How people behave, interact, think, feel, connect, you name it, is fascinating, at least to me!

Do you take time to observe how people behave in organizations, supermarkets and trains? I promise, it is interesting. I’m lucky—my work is about changing the way organizations work. And organizations are bundles of people. If we want to change how organizations work, we have to change how people work. And to change behavior is not easy. Let me share some learnings I’ve made while working for Revolt.

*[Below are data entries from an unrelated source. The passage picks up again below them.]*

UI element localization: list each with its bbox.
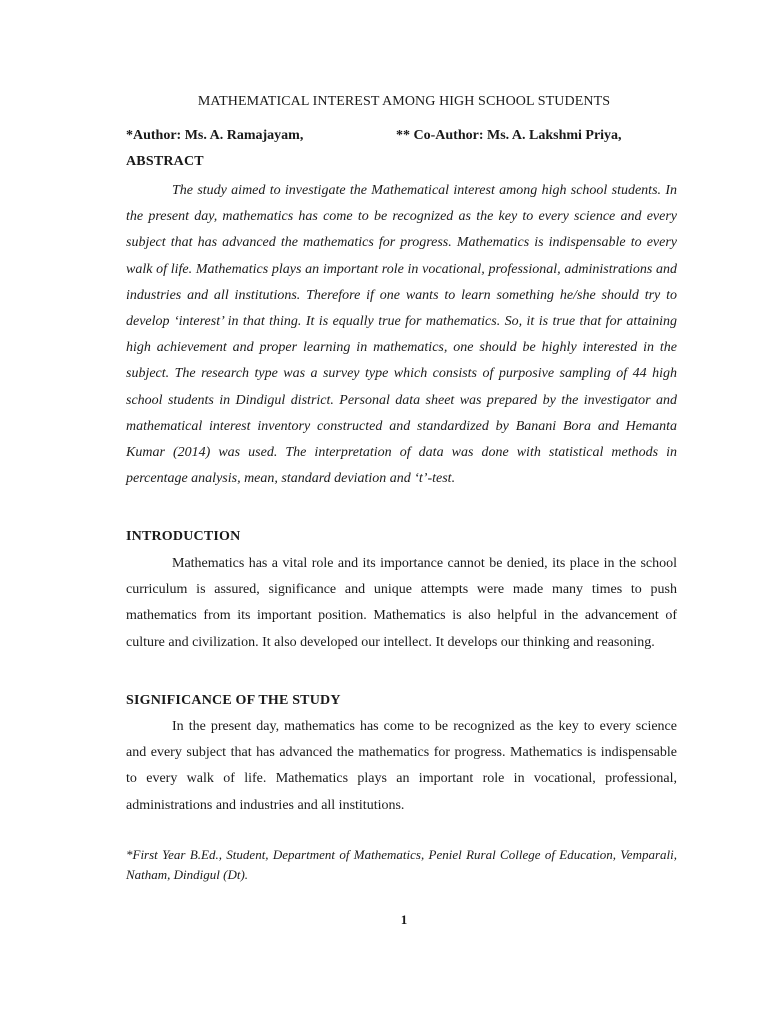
introduction-text: Mathematics has a vital role and its importance cannot be denied, its place in the school curriculum is assured, significance and unique attempts were made many times to push mathematics from its important position. Mathematics is also helpful in the advancement of culture and civilization. It also developed our intellect. It develops our thinking and reasoning. — [126, 556, 677, 650]
author-line — [126, 128, 686, 144]
author-footnote: *First Year B.Ed., Student, Department of Mathematics, Peniel Rural College of Education, Vemparali, Natham, Dindigul (Dt). — [126, 847, 677, 882]
document-title: MATHEMATICAL INTEREST AMONG HIGH SCHOOL STUDENTS — [197, 94, 611, 109]
significance-text: In the present day, mathematics has come to be recognized as the key to every science and every subject that has advanced the mathematics for progress. Mathematics is indispensable to every walk of life. Mathematics plays an important role in vocational, professional, administrations and industries and all institutions. — [126, 719, 677, 813]
author-name: *Author: Ms. A. Ramajayam, — [126, 128, 304, 143]
significance-heading: SIGNIFICANCE OF THE STUDY — [126, 693, 341, 708]
introduction-heading: INTRODUCTION — [126, 529, 241, 544]
page-number: 1 — [400, 912, 408, 927]
abstract-heading: ABSTRACT — [126, 154, 204, 169]
abstract-text: The study aimed to investigate the Mathematical interest among high school students. In the present day, mathematics has come to be recognized as the key to every science and every subject that has advanced the mathematics for progress. Mathematics is indispensable to every walk of life. Mathematics plays an important role in vocational, professional, administrations and industries and all institutions. Therefore if one wants to learn something he/she should try to develop ‘interest’ in that thing. It is equally true for mathematics. So, it is true that for attaining high achievement and proper learning in mathematics, one should be highly interested in the subject. The research type was a survey type which consists of purposive sampling of 44 high school students in Dindigul district. Personal data sheet was prepared by the investigator and mathematical interest inventory constructed and standardized by Banani Bora and Hemanta Kumar (2014) was used. The interpretation of data was done with statistical methods in percentage analysis, mean, standard deviation and ‘t’-test. — [126, 183, 677, 487]
co-author-name: ** Co-Author: Ms. A. Lakshmi Priya, — [396, 128, 622, 143]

I was impressed by an ‘Eindbazen’ podcast on behavioral change by Paul Smit, neuroscientist, philosopher and comedian. He talked about a Dutch advertising campaign ‘#doeslief’ (translation = ‘be nice’). The ad aimed to stimulate good behavior to others. For example: “Cashier Miryam has been ignored by 30% of her customers today. Be nice.” Paul says, from a neuroscience perspective, this doesn’t work. Worse, it stimulates bad behavior.

Why? Our brain is wired to follow social groups. If 30% of customers ignored her (‘the social group’) our brain thinks “so why shouldn’t I?” And it’s likely we also ignore her, consciously or not. He advises we mention groups that show the desired behavior. A better campaign? “Cashier Miryam has been greeted by 70% of her customers today. Be nice.”

Learning #1: To change group behavior, mention the group that already shows the desired behavior—not the opposite. Our brain is wired to conform, regardless of the behavior.

But what about behavior change at the individual level? There are three types according to management guru Ben Tiggelaar:

1. Behavior you show rarely, like buying a house

2. Behavior you show occasionally, like cleaning your attic

3. Behavior you show frequently, like how you listen, or how you react to e-mail

The latter is ‘habitual behavior’—things we do without thought. They don’t cost energy. You drive to work each day, and you don’t need to think about how you drive. You walk to the shower each morning without thinking about it. At work, you open your laptop without thinking. Habitual behavior is the most difficult to change. But, there are ways.

One method I love is ‘Tiny Habits’, from Stanford Professor BJ Fogg. First, break down your desired change into small steps, and then connect them to an existing habit. For example: “After I wake up in the morning (existing habit), I will do two push-ups (new tiny behavior).”

This makes the change easier, because it costs little or no energy. And after ~60 days it is a habit. You do it without thinking, and you can now slowly build on it.

Learning #2: To change our behavior, break the desired change into tiny habits and connect it to a current habit. It will be much easier to implement.

Together, let’s make work more fun by changing the way organizations (and people) work.